When I make yakisoba, I grill or fry hot dogs to recreate the taste I knew in Okinawa. I use precooked noodles I get at the commissary. Here's my recipe for sauce (no ketchup, thank you):
1 tsp sugar
2 tbsp water
2 tbsp reduced sodium soy sauce
1/4 cup Worcestershire sauce
1 tbsp corn starch
2 tsp sesame oil
Beat sugar, water, soy sauce and Worcestershire sauce until sugar dissolves. Add corn starch and mix until smooth. Add sesame oil and incorporate as much as possible. Heat in microwave 30 seconds on high, remove and beat until smooth. Makes about 1/2 cup.
Doug Kempf, CAPT, USN, Ret.
Sat, 27 Mar 2010 12:23:07
I was stationed at Kadena AFB in 1967 and the Yakisoba was the same. Just (that) there were no food trucks to get it from.

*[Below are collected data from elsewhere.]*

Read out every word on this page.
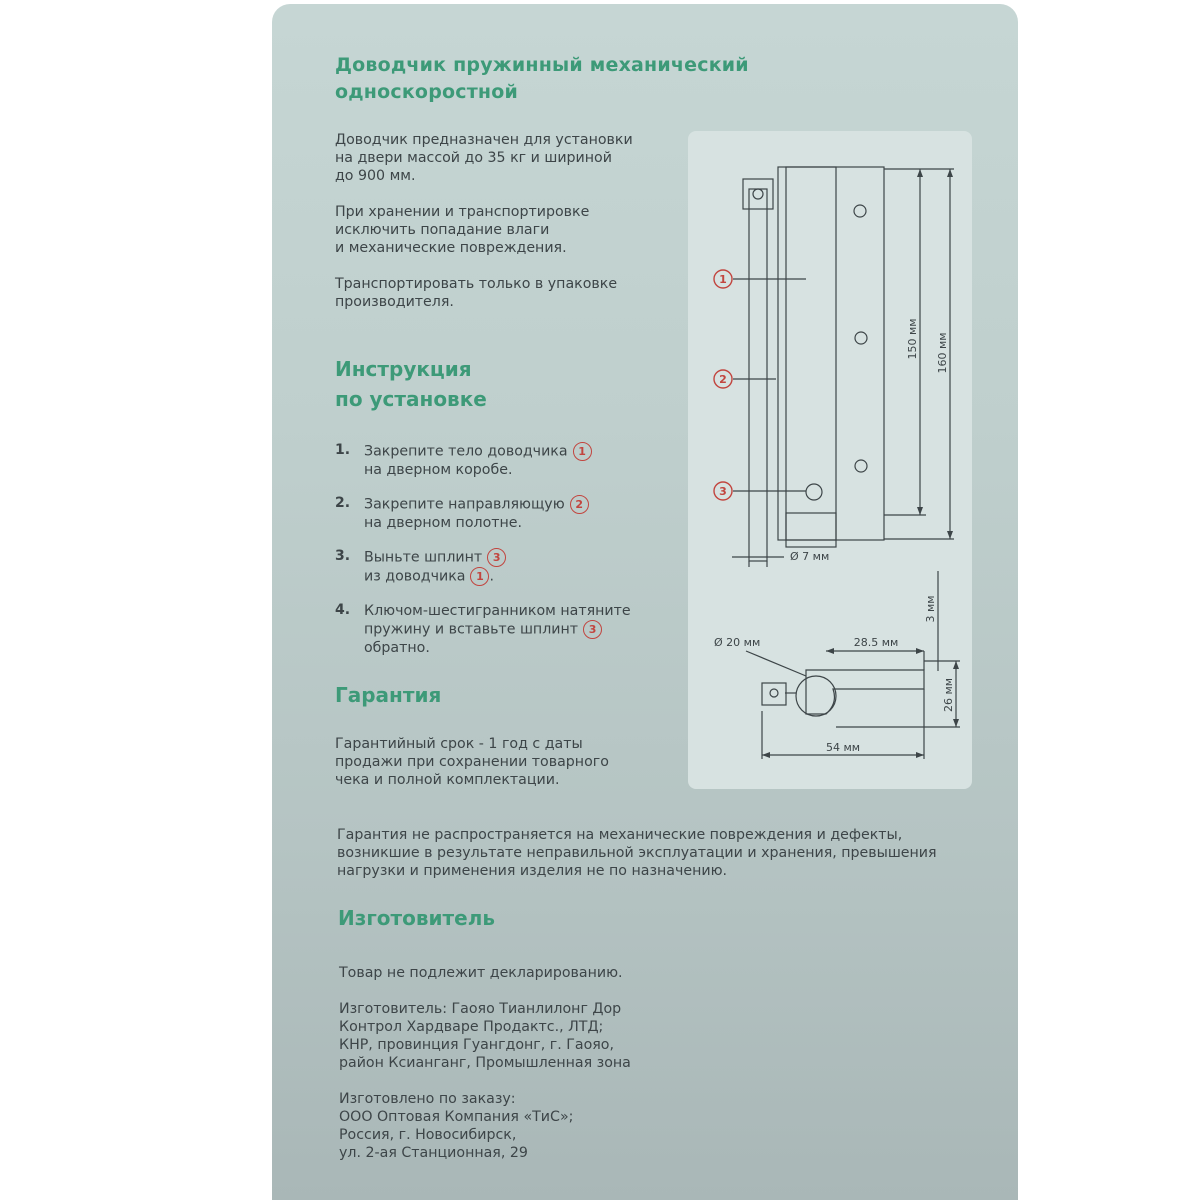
Доводчик пружинный механический
односкоростной
Доводчик предназначен для установки
на двери массой до 35 кг и шириной
до 900 мм.
При хранении и транспортировке
исключить попадание влаги
и механические повреждения.
Транспортировать только в упаковке
производителя.
Инструкция
по установке
1. Закрепите тело доводчика 1
на дверном коробе.
2. Закрепите направляющую 2
на дверном полотне.
3. Выньте шплинт 3
из доводчика 1 .
4. Ключом-шестигранником натяните
пружину и вставьте шплинт 3
обратно.
Гарантия
Гарантийный срок - 1 год с даты
продажи при сохранении товарного
чека и полной комплектации.
Гарантия не распространяется на механические повреждения и дефекты,
возникшие в результате неправильной эксплуатации и хранения, превышения
нагрузки и применения изделия не по назначению.
Изготовитель
Товар не подлежит декларированию.
Изготовитель: Гаояо Тианлилонг Дор
Контрол Хардваре Продактс., ЛТД;
КНР, провинция Гуангдонг, г. Гаояо,
район Ксианганг, Промышленная зона
Изготовлено по заказу:
ООО Оптовая Компания «ТиС»;
Россия, г. Новосибирск,
ул. 2-ая Станционная, 29
1
2
3
150 мм 160 мм
Ø 7 мм
Ø 20 мм	28.5 мм
3 мм
26 мм
54 мм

Yours is the most authentic to Okinawa. In Japan it is a little different; more dry and fish sauce tasting. Not as good as the Okinawa dish.

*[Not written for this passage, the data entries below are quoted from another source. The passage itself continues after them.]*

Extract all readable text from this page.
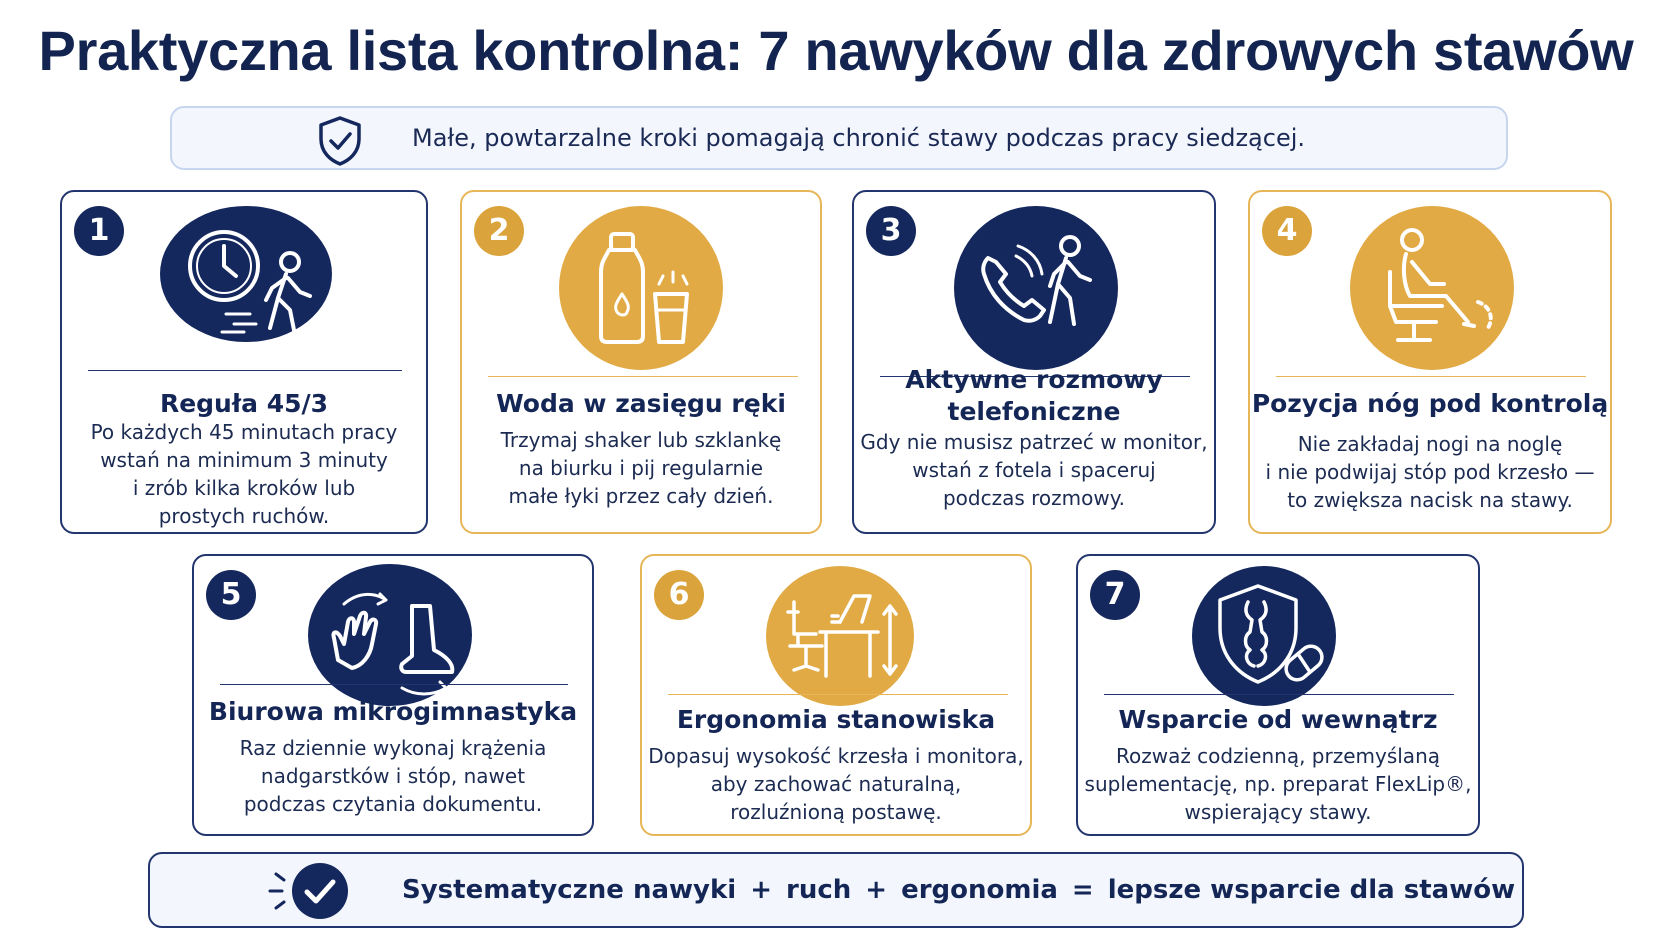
Praktyczna lista kontrolna: 7 nawyków dla zdrowych stawów
Małe, powtarzalne kroki pomagają chronić stawy podczas pracy siedzącej.
1
Reguła 45/3
Po każdych 45 minutach pracy
wstań na minimum 3 minuty
i zrób kilka kroków lub
prostych ruchów.
2
Woda w zasięgu ręki
Trzymaj shaker lub szklankę
na biurku i pij regularnie
małe łyki przez cały dzień.
3
Aktywne rozmowy
telefoniczne
Gdy nie musisz patrzeć w monitor,
wstań z fotela i spaceruj
podczas rozmowy.
4
Pozycja nóg pod kontrolą
Nie zakładaj nogi na noglę
i nie podwijaj stóp pod krzesło —
to zwiększa nacisk na stawy.
5
Biurowa mikrogimnastyka
Raz dziennie wykonaj krążenia
nadgarstków i stóp, nawet
podczas czytania dokumentu.
6
Ergonomia stanowiska
Dopasuj wysokość krzesła i monitora,
aby zachować naturalną,
rozluźnioną postawę.
7
Wsparcie od wewnątrz
Rozważ codzienną, przemyślaną
suplementację, np. preparat FlexLip®,
wspierający stawy.
Systematyczne nawyki + ruch + ergonomia = lepsze wsparcie dla stawów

K. M. Gaynor, CMSgt USAF Retired
Feb 11, 2010
You got me a little closer. My time was spent as a Navy brat in Yokohama, and like you, I gained a love for Yakisoba. Your recipe is very close to what I remember. Not as sweet, but I think that is my own fault. I tasted the sauce,(Otafuku), and it is dead on. I think I just need to use a little more and it will be perfect.
Thanks for posting the recipe.
Here's another recipe for from-scratch sauce by Namiko Chen [http://www.justonecookbook.com/how_to/yakisoba-sauce-recipe/]
Namiko says this makes about 2 Tablespoonsful. You can double or quadruple the ingredients according to how much you want to make.
1 Tbsp. Worcestershire sauce (Usutah So-su)
1 tsp. oyster sauce
1 tsp. ketchup
½ tsp. soy sauce
½ tsp. sugar
Combine all the ingredients in a small bowl and whisk together. Adjust the sauce according to your liking.